While researching perfumes I came across this ingredient, Helional, which is used to make a sort of ozonic smell for perfumes. Ozone was a smell that kept coming up when people were deciding what the Internet smelled like. Then I read that Helional is a restricted ingredient because it’s a precursor for making MDMA. Once you get into the medium of chemicals, operated by smells, the results can be psychoactive. There’s a lot of research now also revealing just how much scents actually trigger our brains to release neurotransmitters, endorphins, dopamine, oxytocin.
CB: Yeah. I smell burning plastic and I immediately think of 9/11, and my whole body chemically reacts to that.
LI: I think it’s actually far more concerning if we were to suddenly bring machines into the medium of the chemical in our day to day, far more than even the Internet might be. That could be the last stage of total controlled society.
PM: With the experience of smell we have something that can’t easily be rendered as code. It’s a very sense-ible thing that we all do which is excluded by the digital. It’s interesting that there is this whole shared universe that can lead a disparate group to the inside of a fridge.
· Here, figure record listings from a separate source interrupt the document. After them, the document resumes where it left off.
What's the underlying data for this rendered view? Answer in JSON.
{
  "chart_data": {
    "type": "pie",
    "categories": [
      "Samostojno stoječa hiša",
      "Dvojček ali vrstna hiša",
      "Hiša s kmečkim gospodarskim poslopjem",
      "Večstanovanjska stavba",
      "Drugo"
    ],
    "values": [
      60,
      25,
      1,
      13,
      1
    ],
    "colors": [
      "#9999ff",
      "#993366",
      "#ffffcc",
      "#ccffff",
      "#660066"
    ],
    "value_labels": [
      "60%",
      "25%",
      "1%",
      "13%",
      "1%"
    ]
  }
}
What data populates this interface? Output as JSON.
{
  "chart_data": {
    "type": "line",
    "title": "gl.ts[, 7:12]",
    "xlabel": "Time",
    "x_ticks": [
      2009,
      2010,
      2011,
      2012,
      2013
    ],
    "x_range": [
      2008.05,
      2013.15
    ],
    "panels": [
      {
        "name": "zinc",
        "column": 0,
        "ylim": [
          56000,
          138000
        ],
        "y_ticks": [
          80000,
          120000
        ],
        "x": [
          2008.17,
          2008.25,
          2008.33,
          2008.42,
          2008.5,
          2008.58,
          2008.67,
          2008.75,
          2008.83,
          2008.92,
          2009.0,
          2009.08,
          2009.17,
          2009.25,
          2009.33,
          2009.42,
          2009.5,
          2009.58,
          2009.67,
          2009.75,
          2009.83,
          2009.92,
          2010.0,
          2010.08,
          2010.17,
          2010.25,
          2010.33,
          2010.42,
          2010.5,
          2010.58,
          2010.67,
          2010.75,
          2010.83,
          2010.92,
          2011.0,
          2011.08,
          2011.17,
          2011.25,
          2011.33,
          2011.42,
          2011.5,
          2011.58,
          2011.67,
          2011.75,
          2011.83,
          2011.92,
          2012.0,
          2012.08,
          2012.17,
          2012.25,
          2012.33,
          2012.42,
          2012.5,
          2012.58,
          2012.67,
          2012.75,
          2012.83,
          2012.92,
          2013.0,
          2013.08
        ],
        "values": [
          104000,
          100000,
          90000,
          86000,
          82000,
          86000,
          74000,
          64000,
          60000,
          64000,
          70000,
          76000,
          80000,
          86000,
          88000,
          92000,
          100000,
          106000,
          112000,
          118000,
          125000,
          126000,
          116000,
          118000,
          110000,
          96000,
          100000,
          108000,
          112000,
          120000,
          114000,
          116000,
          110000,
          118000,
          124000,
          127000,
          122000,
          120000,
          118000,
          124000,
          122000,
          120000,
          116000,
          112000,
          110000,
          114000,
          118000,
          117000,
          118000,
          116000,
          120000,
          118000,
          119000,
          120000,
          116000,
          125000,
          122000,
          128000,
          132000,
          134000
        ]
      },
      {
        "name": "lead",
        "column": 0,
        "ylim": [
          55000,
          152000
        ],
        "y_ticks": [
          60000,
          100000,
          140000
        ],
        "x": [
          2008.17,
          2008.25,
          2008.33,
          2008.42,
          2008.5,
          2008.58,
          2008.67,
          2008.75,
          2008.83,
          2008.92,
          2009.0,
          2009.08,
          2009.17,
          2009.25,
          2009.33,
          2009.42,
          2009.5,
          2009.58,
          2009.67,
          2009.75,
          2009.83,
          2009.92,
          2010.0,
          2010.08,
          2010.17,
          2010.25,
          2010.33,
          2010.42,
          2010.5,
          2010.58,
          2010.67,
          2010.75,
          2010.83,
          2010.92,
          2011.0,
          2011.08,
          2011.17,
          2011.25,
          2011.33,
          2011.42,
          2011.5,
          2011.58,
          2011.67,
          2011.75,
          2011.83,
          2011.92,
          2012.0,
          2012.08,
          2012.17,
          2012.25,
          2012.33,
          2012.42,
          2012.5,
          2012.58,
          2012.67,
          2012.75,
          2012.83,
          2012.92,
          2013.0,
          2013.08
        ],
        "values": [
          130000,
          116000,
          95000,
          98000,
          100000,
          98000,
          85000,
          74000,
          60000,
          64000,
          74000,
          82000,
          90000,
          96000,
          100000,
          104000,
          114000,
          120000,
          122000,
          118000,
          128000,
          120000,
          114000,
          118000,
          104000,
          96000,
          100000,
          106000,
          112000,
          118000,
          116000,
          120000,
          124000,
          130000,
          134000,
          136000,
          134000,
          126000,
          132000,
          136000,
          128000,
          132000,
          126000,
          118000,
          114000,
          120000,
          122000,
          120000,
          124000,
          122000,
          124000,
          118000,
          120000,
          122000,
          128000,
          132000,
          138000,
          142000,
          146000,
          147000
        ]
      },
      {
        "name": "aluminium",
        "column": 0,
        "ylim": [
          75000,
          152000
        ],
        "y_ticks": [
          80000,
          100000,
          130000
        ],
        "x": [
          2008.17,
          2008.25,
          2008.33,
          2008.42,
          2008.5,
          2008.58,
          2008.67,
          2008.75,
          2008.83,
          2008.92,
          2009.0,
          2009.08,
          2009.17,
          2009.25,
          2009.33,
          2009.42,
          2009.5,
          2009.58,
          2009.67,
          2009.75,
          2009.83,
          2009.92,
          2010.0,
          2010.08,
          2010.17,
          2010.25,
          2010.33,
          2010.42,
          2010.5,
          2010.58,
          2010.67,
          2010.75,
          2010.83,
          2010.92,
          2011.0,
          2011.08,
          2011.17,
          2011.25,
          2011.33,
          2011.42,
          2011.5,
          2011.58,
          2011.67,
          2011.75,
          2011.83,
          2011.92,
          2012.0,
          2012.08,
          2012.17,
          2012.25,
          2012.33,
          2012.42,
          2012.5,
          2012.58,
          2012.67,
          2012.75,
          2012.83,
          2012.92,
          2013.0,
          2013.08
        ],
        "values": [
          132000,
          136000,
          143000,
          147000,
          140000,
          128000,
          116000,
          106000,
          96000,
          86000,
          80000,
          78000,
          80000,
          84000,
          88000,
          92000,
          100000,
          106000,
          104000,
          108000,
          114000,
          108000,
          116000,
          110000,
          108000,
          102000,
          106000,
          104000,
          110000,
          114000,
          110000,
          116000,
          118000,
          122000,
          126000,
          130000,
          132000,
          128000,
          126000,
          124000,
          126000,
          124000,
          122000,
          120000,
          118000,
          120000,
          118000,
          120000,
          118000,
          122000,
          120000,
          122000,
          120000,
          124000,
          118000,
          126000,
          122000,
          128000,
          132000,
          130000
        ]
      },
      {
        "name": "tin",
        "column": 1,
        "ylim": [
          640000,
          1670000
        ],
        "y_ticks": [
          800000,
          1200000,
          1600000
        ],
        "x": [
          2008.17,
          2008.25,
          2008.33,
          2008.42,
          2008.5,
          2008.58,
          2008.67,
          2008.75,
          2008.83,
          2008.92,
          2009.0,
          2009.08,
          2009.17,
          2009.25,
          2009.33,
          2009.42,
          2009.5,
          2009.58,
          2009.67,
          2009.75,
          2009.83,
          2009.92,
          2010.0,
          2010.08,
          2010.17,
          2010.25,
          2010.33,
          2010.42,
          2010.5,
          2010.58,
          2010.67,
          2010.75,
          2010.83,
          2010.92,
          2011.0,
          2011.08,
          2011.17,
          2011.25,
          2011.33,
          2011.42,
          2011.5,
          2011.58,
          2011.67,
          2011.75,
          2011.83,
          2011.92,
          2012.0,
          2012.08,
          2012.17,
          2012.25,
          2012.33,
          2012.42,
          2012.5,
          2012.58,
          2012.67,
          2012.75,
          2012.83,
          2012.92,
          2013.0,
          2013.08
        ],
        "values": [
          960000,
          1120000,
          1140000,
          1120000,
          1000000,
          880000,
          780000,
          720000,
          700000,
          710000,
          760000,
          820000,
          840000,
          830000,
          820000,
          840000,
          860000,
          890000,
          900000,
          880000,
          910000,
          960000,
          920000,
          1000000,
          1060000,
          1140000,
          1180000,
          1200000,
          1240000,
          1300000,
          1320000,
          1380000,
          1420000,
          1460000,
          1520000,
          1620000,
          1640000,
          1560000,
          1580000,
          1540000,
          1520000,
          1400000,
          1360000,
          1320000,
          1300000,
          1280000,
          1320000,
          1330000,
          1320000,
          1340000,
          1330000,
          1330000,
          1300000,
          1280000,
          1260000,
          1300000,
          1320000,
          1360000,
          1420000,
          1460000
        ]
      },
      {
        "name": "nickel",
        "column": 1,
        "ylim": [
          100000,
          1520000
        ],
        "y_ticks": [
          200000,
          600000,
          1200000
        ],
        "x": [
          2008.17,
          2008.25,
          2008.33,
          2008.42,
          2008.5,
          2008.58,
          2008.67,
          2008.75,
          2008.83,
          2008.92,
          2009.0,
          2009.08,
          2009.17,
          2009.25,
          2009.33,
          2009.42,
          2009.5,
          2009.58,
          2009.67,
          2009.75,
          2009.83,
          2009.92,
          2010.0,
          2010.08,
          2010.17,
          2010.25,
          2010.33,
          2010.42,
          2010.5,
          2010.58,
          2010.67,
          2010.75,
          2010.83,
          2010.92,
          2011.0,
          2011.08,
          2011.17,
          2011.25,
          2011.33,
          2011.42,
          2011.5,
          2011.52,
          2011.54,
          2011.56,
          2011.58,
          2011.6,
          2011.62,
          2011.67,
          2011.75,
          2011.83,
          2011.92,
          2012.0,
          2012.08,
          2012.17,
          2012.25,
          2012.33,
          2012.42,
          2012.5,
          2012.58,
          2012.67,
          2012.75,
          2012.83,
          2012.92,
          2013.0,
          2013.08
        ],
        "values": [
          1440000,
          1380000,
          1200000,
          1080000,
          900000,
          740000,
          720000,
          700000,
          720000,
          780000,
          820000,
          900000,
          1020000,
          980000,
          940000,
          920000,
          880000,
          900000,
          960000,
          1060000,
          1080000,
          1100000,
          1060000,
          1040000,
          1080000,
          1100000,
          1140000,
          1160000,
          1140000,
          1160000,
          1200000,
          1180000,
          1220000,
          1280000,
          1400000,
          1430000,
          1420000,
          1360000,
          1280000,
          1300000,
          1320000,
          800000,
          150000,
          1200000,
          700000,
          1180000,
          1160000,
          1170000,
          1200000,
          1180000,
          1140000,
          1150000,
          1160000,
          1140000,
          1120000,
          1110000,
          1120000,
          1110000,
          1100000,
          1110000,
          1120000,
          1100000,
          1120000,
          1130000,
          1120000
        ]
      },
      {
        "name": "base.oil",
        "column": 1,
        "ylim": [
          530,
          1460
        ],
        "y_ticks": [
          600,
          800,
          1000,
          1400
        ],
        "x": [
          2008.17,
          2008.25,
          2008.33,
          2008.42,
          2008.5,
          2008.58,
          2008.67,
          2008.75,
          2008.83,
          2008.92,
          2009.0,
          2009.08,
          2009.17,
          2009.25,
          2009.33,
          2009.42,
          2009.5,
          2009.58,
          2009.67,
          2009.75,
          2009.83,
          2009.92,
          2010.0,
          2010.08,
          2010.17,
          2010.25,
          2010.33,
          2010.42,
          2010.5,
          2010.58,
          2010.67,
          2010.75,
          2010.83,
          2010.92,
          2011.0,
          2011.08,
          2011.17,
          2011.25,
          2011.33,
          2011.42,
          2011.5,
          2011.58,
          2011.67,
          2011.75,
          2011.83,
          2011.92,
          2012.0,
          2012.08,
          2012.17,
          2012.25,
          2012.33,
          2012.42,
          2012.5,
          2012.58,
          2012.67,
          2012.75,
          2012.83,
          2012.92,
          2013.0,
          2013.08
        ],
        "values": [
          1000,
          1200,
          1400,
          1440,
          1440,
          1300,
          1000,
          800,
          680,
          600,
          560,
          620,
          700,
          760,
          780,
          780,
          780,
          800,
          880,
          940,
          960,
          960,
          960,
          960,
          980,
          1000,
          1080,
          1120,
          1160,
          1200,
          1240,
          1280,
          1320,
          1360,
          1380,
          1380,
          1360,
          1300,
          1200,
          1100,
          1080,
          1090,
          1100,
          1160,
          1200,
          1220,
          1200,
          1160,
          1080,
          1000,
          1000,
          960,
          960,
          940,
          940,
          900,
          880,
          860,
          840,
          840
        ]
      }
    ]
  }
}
CB: That’s true, though I do wonder what would happen if we asked this question in Venezuela, or in India, somewhere that the Internet is also present but works in a slightly different way. If you’re in the Democratic Republic of the Congo, would you be thinking of the smell of the mines?
PM: Kate and Vladan have done such a good job of bringing the earth layer into the conversation around Internet infrastructure, and much like the rest of the economy, it’s built largely on extraction. So the Internet cannot be a pure smell. It’s something that unites and divides. Which I guess we already knew.